In questa fase precongressuale, mentre c'è ancora un solo nome ufficiale per la corsa alla segreteria provinciale, i giovani democratici alzano la voce: chiedono discontinuità e minacciano di scendere in campo con un loro candidato.

GIOVANI DEMOCRATICI

LECCE- Nel Pd vanno avanti le trattative sulle candidature alla segreteria provinciale. Nonostante tutti si sforzino di puntare sui contenuti, i nomi in campo sono fondamentali, perché rispecchiano gli accordi tra correnti e linee di pensiero. Le giovani leve del partito chiedono discontinuità. I ‘Giovani democratici’ rompono il ‘fronte Rampino’ minacciando di scendere in campo. Pierluigi Bianco, Luciano Marrocco e Stefano Minerva: uno di questi tre potrebbe scegliere di candidarsi per determinare una rottura con i vecchi schemi e per chiedere al partito di puntare sulle nuove generazioni. Questa decisione ha allarmato l’ala dalemiana: due giorni fa Massa e Abaterusso hanno organizzato un incontro: l’obiettivo era convincere i giovani democratici a sostenere Piconese, ma si è discusso anche dell’appoggio ai candidati nazionali. Anche su quest’ultimo tema si è scatenato un forte dibattito interno al Pd salentino. Il professore Zacheo accusa alcuni dirigenti locali di voler saltare sul carro del vincitore, non capendo che “Renzi potrebbe determinare la fine del partito, essendo un liberista che non crede alla democrazia del partito”.

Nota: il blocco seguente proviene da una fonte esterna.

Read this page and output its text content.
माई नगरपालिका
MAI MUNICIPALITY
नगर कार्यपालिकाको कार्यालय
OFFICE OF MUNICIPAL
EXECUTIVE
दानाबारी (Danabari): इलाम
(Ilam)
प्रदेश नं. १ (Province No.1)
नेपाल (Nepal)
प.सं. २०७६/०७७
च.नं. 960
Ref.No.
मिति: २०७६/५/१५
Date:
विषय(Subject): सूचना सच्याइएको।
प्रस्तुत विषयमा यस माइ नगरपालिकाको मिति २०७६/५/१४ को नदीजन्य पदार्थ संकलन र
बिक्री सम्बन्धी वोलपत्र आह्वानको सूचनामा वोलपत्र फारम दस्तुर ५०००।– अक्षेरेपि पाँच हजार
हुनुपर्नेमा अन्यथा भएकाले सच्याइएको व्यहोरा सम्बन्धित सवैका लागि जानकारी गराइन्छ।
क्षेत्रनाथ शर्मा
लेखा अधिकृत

C’è molta differenza, però, tra le primarie aperte su scala nazionale e quelle chiuse che si terranno in provincia: nel Salento la partita si gioca tutta sulle tessere e le candidature senza un forte sostegno di dirigenti di circoli e amministratori rischiano di non andare troppo lontano.

Il sindaco di Uggiano, unico candidato ufficiale, si è garantito il sostegno di una serie di amministratori ed ex sindaci, come Luigino Sergio e Sandra Antonica, che in caso di vittoria faranno parte della sua squadra. La posizione di Alfonso Rampino è ancora da definire: si registrano le defezioni di alcuni big, anche se ha il sostegno di Salvatore Capone. La vecchia guardia è divisa. Tra le novità c’è da registrare anche l’indiscrezione sul passo indietro di Paolo Foresio: difficile emergere per un seguace di Renzi con primarie chiuse. Tuttavia, se il sindaco di Firenze ordinerà ai suoi di candidarsi ovunque, anche nelle segreterie provinciali, si dovrà trovare un nome da sacrificare.